Tidak lengkap jika membahas masuknya Islam ke Nusantara, tanpa membahas keadaan sosial dan ekonomi masyarakat Nusantara saat itu. Kehidupan masyarakat sebelum mengenal Islam, jauh sebelum itu telah memiliki macam agama yang dianut oleh setiap penduduknya.

Kepercayaan animisme dan dinamisme kental melekat dalam masyarakat Nusantara. Kepercayaan terhadap adanya roh penghuni pohon dan memberinya sesajen, menyembah batu besar, serta menjadi penganut agama Kapitayan dan Kejawen. Agama Kapitayan dalam istilah lain disebut agama angin muson yang merupakan agama pertama bagi penduduk Nusantara. Agama Kapitayan ini dianut pada masa purbakala oleh penghuni pulau Jawa yang berkulit hitam. Sesembahannya adalah Sang Hyang Taya yang memiliki makna kosong atau hampa yang tidak bisa digambarkan oleh akal pikiran manusia. Biasanya penganut agama Kapitayan ini melakukan penyembahan di tempat yang sunyi dan membuat langgar sebagai tempat ritual bagi mereka.

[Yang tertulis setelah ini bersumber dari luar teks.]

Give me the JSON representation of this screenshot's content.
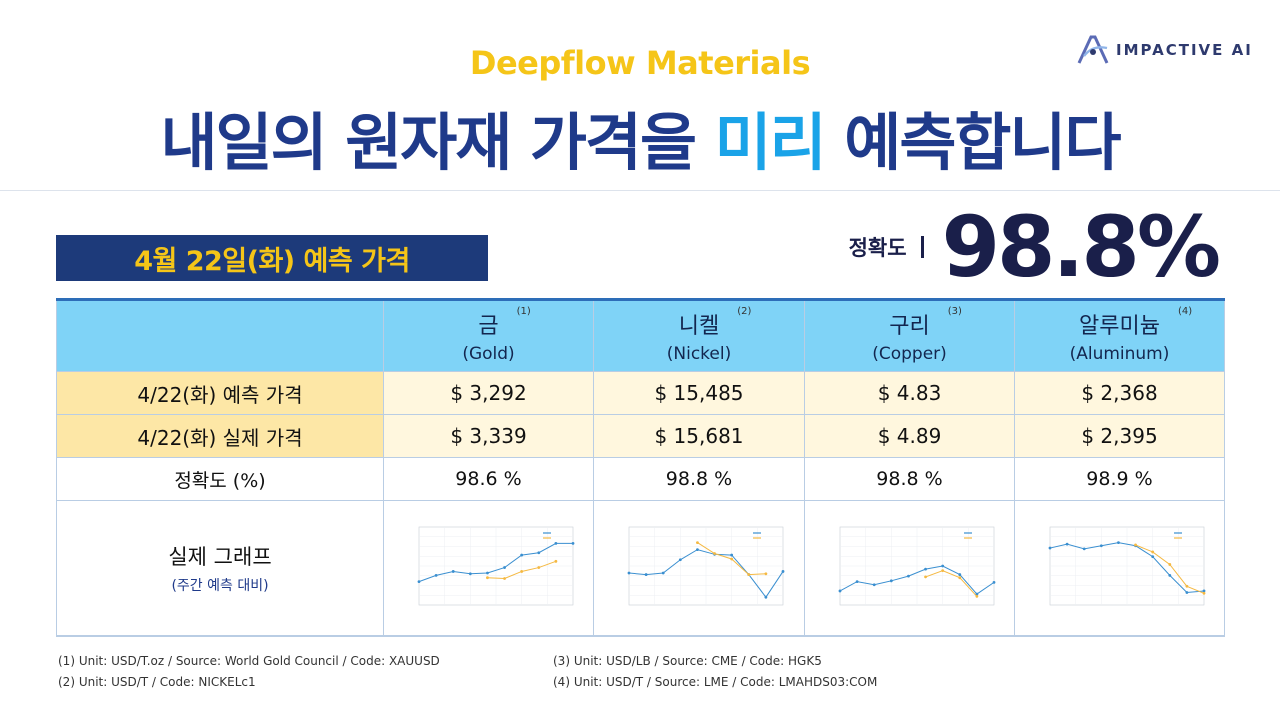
{
  "brand": "Deepflow Materials",
  "headline": {
    "before": "내일의 원자재 가격을 ",
    "accent": "미리",
    "after": " 예측합니다"
  },
  "logo": {
    "text": "IMPACTIVE AI",
    "icon": "impactive-logo-icon"
  },
  "date_label": "4월 22일(화)  예측 가격",
  "accuracy": {
    "label": "정확도",
    "value": "98.8%"
  },
  "table": {
    "columns": [
      {
        "name": "금",
        "sup": "(1)",
        "en": "(Gold)"
      },
      {
        "name": "니켈",
        "sup": "(2)",
        "en": "(Nickel)"
      },
      {
        "name": "구리",
        "sup": "(3)",
        "en": "(Copper)"
      },
      {
        "name": "알루미늄",
        "sup": "(4)",
        "en": "(Aluminum)"
      }
    ],
    "rows": {
      "predicted": {
        "label": "4/22(화) 예측 가격",
        "values": [
          "$ 3,292",
          "$ 15,485",
          "$ 4.83",
          "$ 2,368"
        ]
      },
      "actual": {
        "label": "4/22(화) 실제 가격",
        "values": [
          "$ 3,339",
          "$ 15,681",
          "$ 4.89",
          "$ 2,395"
        ]
      },
      "accuracy": {
        "label": "정확도 (%)",
        "values": [
          "98.6 %",
          "98.8 %",
          "98.8 %",
          "98.9 %"
        ]
      },
      "graph": {
        "label": "실제 그래프",
        "sublabel": "(주간 예측 대비)"
      }
    }
  },
  "chart_data": [
    {
      "type": "line",
      "title": "",
      "x": [
        1,
        2,
        3,
        4,
        5,
        6,
        7,
        8,
        9,
        10
      ],
      "series": [
        {
          "values": [
            3.0,
            3.8,
            4.3,
            4.0,
            4.1,
            4.8,
            6.4,
            6.7,
            7.9,
            7.9
          ]
        },
        {
          "values": [
            null,
            null,
            null,
            null,
            3.5,
            3.4,
            4.3,
            4.8,
            5.6,
            null
          ]
        }
      ]
    },
    {
      "type": "line",
      "title": "",
      "x": [
        1,
        2,
        3,
        4,
        5,
        6,
        7,
        8,
        9,
        10
      ],
      "series": [
        {
          "values": [
            4.1,
            3.9,
            4.1,
            5.8,
            7.1,
            6.5,
            6.4,
            3.9,
            1.0,
            4.3
          ]
        },
        {
          "values": [
            null,
            null,
            null,
            null,
            8.0,
            6.6,
            5.9,
            3.9,
            4.0,
            null
          ]
        }
      ]
    },
    {
      "type": "line",
      "title": "",
      "x": [
        1,
        2,
        3,
        4,
        5,
        6,
        7,
        8,
        9,
        10
      ],
      "series": [
        {
          "values": [
            1.8,
            3.0,
            2.6,
            3.1,
            3.7,
            4.6,
            5.0,
            3.9,
            1.4,
            2.9
          ]
        },
        {
          "values": [
            null,
            null,
            null,
            null,
            null,
            3.6,
            4.4,
            3.5,
            1.1,
            null
          ]
        }
      ]
    },
    {
      "type": "line",
      "title": "",
      "x": [
        1,
        2,
        3,
        4,
        5,
        6,
        7,
        8,
        9,
        10
      ],
      "series": [
        {
          "values": [
            7.3,
            7.8,
            7.2,
            7.6,
            8.0,
            7.6,
            6.2,
            3.8,
            1.6,
            1.8
          ]
        },
        {
          "values": [
            null,
            null,
            null,
            null,
            null,
            7.7,
            6.8,
            5.2,
            2.4,
            1.5
          ]
        }
      ]
    }
  ],
  "footnotes": {
    "n1": "(1)  Unit: USD/T.oz   /   Source: World Gold Council   /   Code: XAUUSD",
    "n2": "(2)  Unit: USD/T   /   Code: NICKELc1",
    "n3": "(3)  Unit: USD/LB   /   Source: CME   /   Code: HGK5",
    "n4": "(4)  Unit: USD/T   /   Source: LME   /   Code: LMAHDS03:COM"
  },
  "colors": {
    "actual": "#3a8fd0",
    "predicted": "#f5b942",
    "navy": "#1f3a8a",
    "accent": "#1aa3e8"
  }
}
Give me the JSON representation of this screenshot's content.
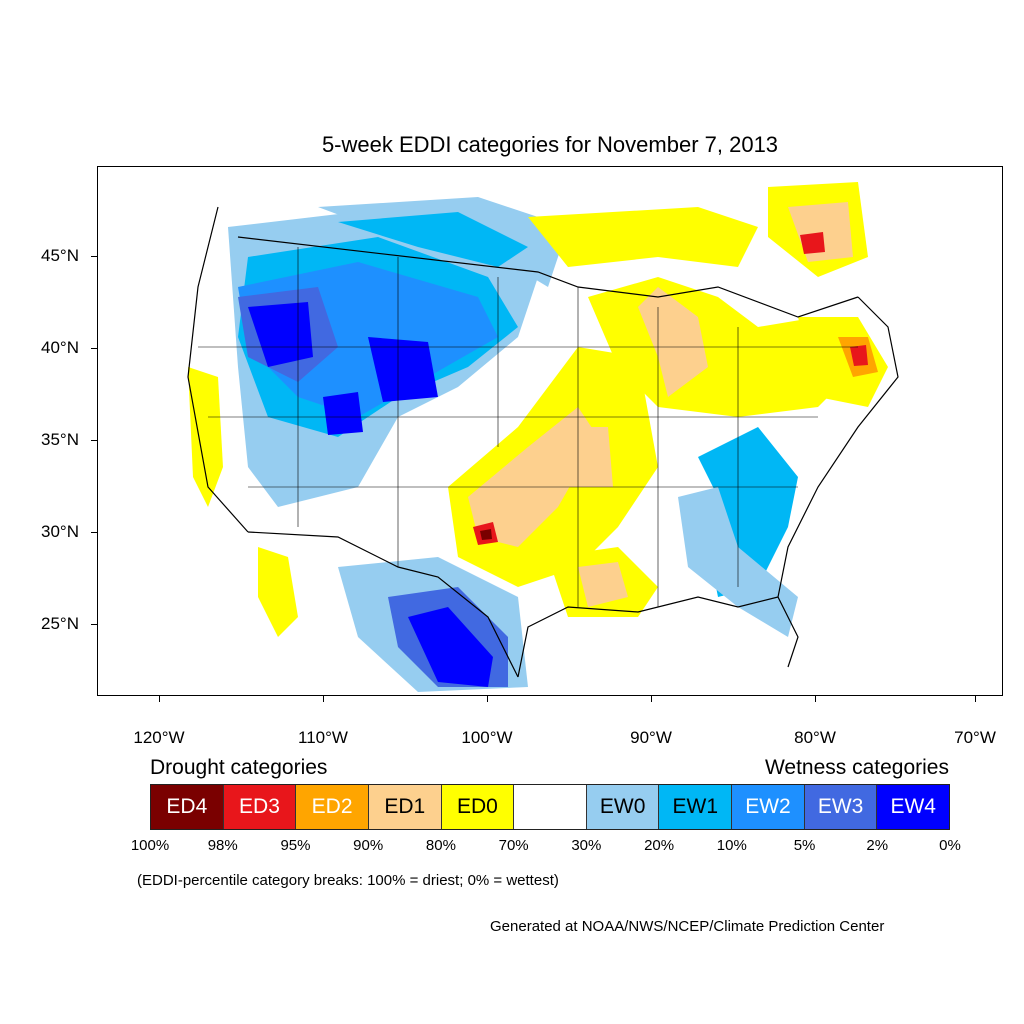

Masyarakat Nusantara sudah menjalin hubungan perdagangan dengan berbagai bangsa lain sebelum Islam masuk. Hubungan inilah yang membuat berbagai hal baru mudah masuk ke Nusantara, seperti halnya agama Islam yang masuk melalui jalur perdagangan. Islam masyhur dikenal masuk ke Nusantara, khususnya pulau Jawa pada abad 13-14 Masehi. Namun sebelumnya, Islam sudah masuk ke Nusantara tepatnya abad 7 Masehi. Islam dibawa oleh pedagang Arab yang sudah menjalin hubungan dengan masyarakat Nusantara. Saat itu Islam disyiarkan di kerajaan Kalingga, masa kekuasaan Ratu Shima yang berwatak keras dan tegas dalam menerapkan hukum. Syiar Islam saat itu tidak berjalan dengan baik sehingga Islam kurang berkembang.

Perkembangan Islam di Nusantara berkembang abad ke 13-14 Masehi. Masuknya Islam ke Nusantara tidak lepas dari para pedagang muslim dari Gujarat dan Cina. Para pedagang yang datang ke Nusantara tidak hanya berdagang namun juga menyebarkan agama Islam.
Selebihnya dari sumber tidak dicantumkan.